A recent letter to the editor of the Boston Globe from an officer at the Massachusetts Public Interest Research Group asks, “We’ve already paid to bail out banks and other big corporations — is it fair to ask us to pay their taxes as well?” Her question comes in response to a Globe article from May 1 that reports on a number of big companies that “paid no federal income taxes last year, despite making millions of dollars in profits.”
Since market anarchists regard taxation as no different from any other form of theft, one might assume that we toast Big Business’s tax avoidance. After all, in a free market everyone is entitled to what they make, right? And the answer to that question is yes — again, assuming we were in anything remotely close to a free market.
Unlike a free market, today’s economic system is a product of what Murray Rothbard called “oligarchic rule: rule by a coercive elite which has managed to gain control of the State machinery.” What those elites make is in no way something they’re entitled to, something obtained through simple, mutually satisfactory trade in a market where all are allowed to compete.
In the accepted political lexicon, free market phraseology has long been applied in the service of a state capitalist system defined by constraints and controls on economic activity, poisoning the well against the ideas of genuine freedom. Likewise, the language of egalitarianism and social justice has been dominated by advocates of a statist status quo who are hardly motivated by justice for the productive class.
What we’re left with is a distorted ideological framework wherein economic exploitation is associated with free markets, equitable conditions for the worker with state intervention in the economy. But the American Enterprise Institute doesn’t stand for true free markets, and the Center for American Progress doesn’t stand for true social justice.
The truth, though perhaps most will find it counterintuitive, is that unbridled economic freedom leads to economic justice. The two are not at all in conflict, as we’ve been assured by the fallacies of “both sides,” but are naturally and inseparably bound. It is monopolization, possibly only through the state’s coercive restraints on consensual economic behavior, that allows a few to amass enormous hoards of wealth, that allows them to extract rents from the toils of industrious society.

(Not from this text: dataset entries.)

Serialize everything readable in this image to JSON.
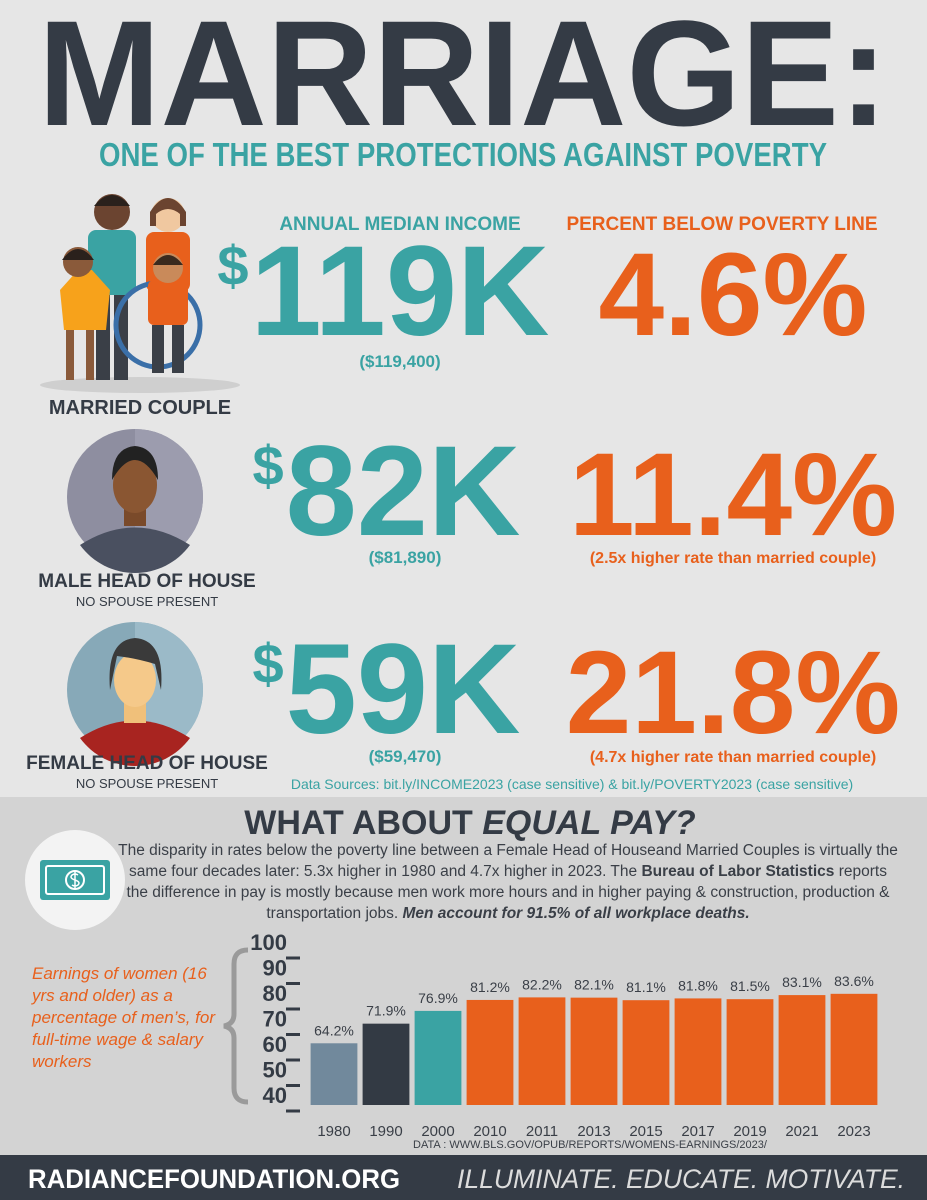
{
  "header": {
    "title": "MARRIAGE:",
    "subtitle": "ONE OF THE BEST PROTECTIONS AGAINST POVERTY"
  },
  "columns": {
    "income": "ANNUAL MEDIAN INCOME",
    "poverty": "PERCENT BELOW POVERTY LINE"
  },
  "households": [
    {
      "label": "MARRIED COUPLE",
      "currency": "$",
      "income": "119K",
      "income_exact": "($119,400)",
      "poverty": "4.6%"
    },
    {
      "label": "MALE HEAD OF HOUSE",
      "sublabel": "NO SPOUSE PRESENT",
      "currency": "$",
      "income": "82K",
      "income_exact": "($81,890)",
      "poverty": "11.4%",
      "poverty_note": "(2.5x higher rate than married couple)"
    },
    {
      "label": "FEMALE HEAD OF HOUSE",
      "sublabel": "NO SPOUSE PRESENT",
      "currency": "$",
      "income": "59K",
      "income_exact": "($59,470)",
      "poverty": "21.8%",
      "poverty_note": "(4.7x higher rate than married couple)"
    }
  ],
  "sources": "Data Sources: bit.ly/INCOME2023 (case sensitive) &  bit.ly/POVERTY2023 (case sensitive)",
  "equal_pay": {
    "title_prefix": "WHAT ABOUT ",
    "title_emphasis": "EQUAL PAY?",
    "body": [
      {
        "text": "The disparity in rates below the poverty line between a Female Head of Houseand Married Couples is virtually the same four decades later: 5.3x higher in 1980 and 4.7x higher in 2023. The ",
        "style": "normal"
      },
      {
        "text": "Bureau of Labor Statistics",
        "style": "bold"
      },
      {
        "text": " reports the difference in pay is mostly because men work more hours and in higher paying & construction, production & transportation jobs. ",
        "style": "normal"
      },
      {
        "text": "Men account for 91.5% of all workplace deaths.",
        "style": "bold-italic"
      }
    ]
  },
  "chart_data": {
    "type": "bar",
    "description": "Earnings of women (16 yrs and older) as a percentage of men’s, for full-time wage & salary workers",
    "categories": [
      "1980",
      "1990",
      "2000",
      "2010",
      "2011",
      "2013",
      "2015",
      "2017",
      "2019",
      "2021",
      "2023"
    ],
    "values": [
      64.2,
      71.9,
      76.9,
      81.2,
      82.2,
      82.1,
      81.1,
      81.8,
      81.5,
      83.1,
      83.6
    ],
    "value_labels": [
      "64.2%",
      "71.9%",
      "76.9%",
      "81.2%",
      "82.2%",
      "82.1%",
      "81.1%",
      "81.8%",
      "81.5%",
      "83.1%",
      "83.6%"
    ],
    "colors": [
      "#71899c",
      "#333a44",
      "#3aa3a3",
      "#e8601c",
      "#e8601c",
      "#e8601c",
      "#e8601c",
      "#e8601c",
      "#e8601c",
      "#e8601c",
      "#e8601c"
    ],
    "ylim": [
      40,
      100
    ],
    "yticks": [
      40,
      50,
      60,
      70,
      80,
      90,
      100
    ],
    "source": "DATA : WWW.BLS.GOV/OPUB/REPORTS/WOMENS-EARNINGS/2023/"
  },
  "footer": {
    "site": "RADIANCEFOUNDATION.ORG",
    "tagline": "ILLUMINATE. EDUCATE. MOTIVATE."
  }
}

Although we all implicitly understand the effects of monopoly, we have been instructed to believe that they arise naturally from the uncontrolled bedlam of “cutthroat competition.” Monopoly, though, is a creature of the state, requiring coercion to cordon off resources and limit our options for survival.
Where open competition generates choice for workers and drives prices down for consumers, the state’s obstruction of potential competitors allows a favored few to skim off the top. Without the external pressure that would accompany total economic freedom, elites are allowed to pocket the difference between the price as it would be and the price reflecting a state-created condition of undersupply.
Whatever the amount of that difference, it is owed to the state’s violent intrusion into the economy for the benefit of the ruling elite; it is decidedly not owed to Big Business “giving the consumer what she wants,” or coming out on top in anything like real competition. Next time you’re looking for something to blame for “corporate greed” as it exists within state capitalism, look no further than heap of “consumer protection” and “safety” rules that suppress real free market alternatives.
Regardless of what you need — be it food, a job, anything — if you have to genuflect before the plutocrat’s system to get it, you’re going to be paying more than you would if free people were allowed to use their labor and resources in any peaceful way. Within this nefarious context, corporate tax breaks are repugnant enough, but let’s also spotlight all of those structures of privilege that advantage Big Business every day.
From direct subsidies and intellectual property to government contracts and regulatory cartelization, privilege is literally all around us, forcing us into an arrangement created by the ruling class. Counter to prevailing myth, a free market it is not. As Robert McIntyre of Citizens for Tax Justice rightly observes in the Globe article, “Our swashbuckling capitalists couldn’t live without the government subsidizing them.”